La transizione energetica in europa non si limita esclusivamente a turbine eoliche e pannelli fotovoltaici. Talvolta, essa si sviluppa in contesti che associamo a concetti complessi e interazioni subatomiche. Questo avviene al CERN, dove il calore generato dal Large Hadron Collider non viene più disperso nell’atmosfera, ma recuperato per alimentare una rete di teleriscaldamento urbano nella vicina Ferney-Voltaire.
Modalità di recupero del calore
Il Large Hadron Collider è un anello sotterraneo lungo 27 chilometri con otto punti di accesso in superficie. Il cosiddetto Point 8, che ospita l’esperimento LHCb, è situato vicino al confine francese.
Gli impianti criogenici e i sistemi tecnici dell’acceleratore necessitano di un raffreddamento costante. L’acqua che circola nelle strutture assorbe il calore prodotto dalle apparecchiature e si riscalda. Fino a poco tempo fa, quell’energia termica veniva dispersa tramite torri di raffreddamento.
Oggi, la procedura è cambiata. L’acqua calda passa attraverso due scambiatori di calore da 5 megawatt ciascuno, che trasferiscono l’energia alla rete di riscaldamento della nuova area residenziale e commerciale della città. Il collegamento tra il CERN e la rete urbana è stato inaugurato il 12 dicembre 2025.
Attualmente, Ferney-Voltaire utilizza fino a 5 MW di potenza termica proveniente dal CERN, con la possibilità di raggiungere 10 MW quando l’acceleratore sarà completamente operativo.

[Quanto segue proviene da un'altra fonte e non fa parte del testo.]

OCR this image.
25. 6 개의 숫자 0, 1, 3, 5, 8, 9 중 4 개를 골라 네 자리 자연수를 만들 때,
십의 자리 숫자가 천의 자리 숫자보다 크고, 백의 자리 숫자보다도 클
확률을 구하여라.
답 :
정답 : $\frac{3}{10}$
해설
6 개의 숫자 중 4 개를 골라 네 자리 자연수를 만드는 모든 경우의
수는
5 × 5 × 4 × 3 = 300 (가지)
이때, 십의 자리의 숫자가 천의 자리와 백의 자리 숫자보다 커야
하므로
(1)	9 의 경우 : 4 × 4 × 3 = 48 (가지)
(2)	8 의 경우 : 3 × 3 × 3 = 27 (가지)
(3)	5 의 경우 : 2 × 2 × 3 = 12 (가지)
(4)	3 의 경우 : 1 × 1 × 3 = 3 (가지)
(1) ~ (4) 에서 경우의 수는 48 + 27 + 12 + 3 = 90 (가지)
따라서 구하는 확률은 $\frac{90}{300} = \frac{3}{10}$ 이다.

Quante abitazioni vengono riscaldate
Nel comunicato ufficiale si fa riferimento all’“equivalente di diverse migliaia di abitazioni”. Questa formulazione tecnica considera anche edifici commerciali e servizi pubblici connessi alla rete. In termini pratici, 5 MW termici corrispondono indicativamente al fabbisogno di circa 3.000–4.000 abitazioni equivalenti. Con 10 MW si può arrivare a 7.000–8.000 abitazioni equivalenti.
Questo dato deve essere interpretato in un’ottica ambientale. Recuperare calore implica ridurre l’uso di gas e prevenire l’emissione di migliaia di tonnellate di CO₂, con un impatto diretto sul bilancio energetico locale. Nell’estate del 2026 avrà inizio il Long Shutdown 3, una fase pluriennale di manutenzione e aggiornamento che preparerà il terreno per l’High-Luminosity LHC.
Durante questo periodo, alcune installazioni continueranno a essere raffreddate, consentendo al CERN di fornire tra 1 e 5 MW alla rete di teleriscaldamento, con circa cinque mesi complessivi di interruzione distribuiti nel corso degli anni di fermo. Il sistema, quindi, non è legato a una fase temporanea di sperimentazione, ma rientra in una strategia strutturale.
Una strategia energetica più ampia
Il recupero del calore è parte integrante della politica ambientale del CERN, conforme agli standard ISO 50001. Oltre al progetto di Ferney-Voltaire, il data center di Prévessin, inaugurato nel 2024, è dotato di un sistema di recupero che dal 2026/2027 riscalderà gran parte degli edifici del sito. È prevista anche la futura valorizzazione del calore del Point 1 per alimentare il sito di Meyrin. Complessivamente, queste iniziative permetteranno un risparmio stimato tra 25 e 30 GWh all’anno entro il 2027.
Ciò che risulta interessante non è tanto il fatto che il CERN scaldi delle abitazioni, quanto il fatto che un’infrastruttura progettata per spingere la potenza al massimo abbia iniziato a riflettere su ciò che disperde. E soprattutto, solleva una questione che riguarda tutti: quanta energia continuiamo a far evaporare ogni giorno nei nostri impianti industriali, nei data center e nelle città?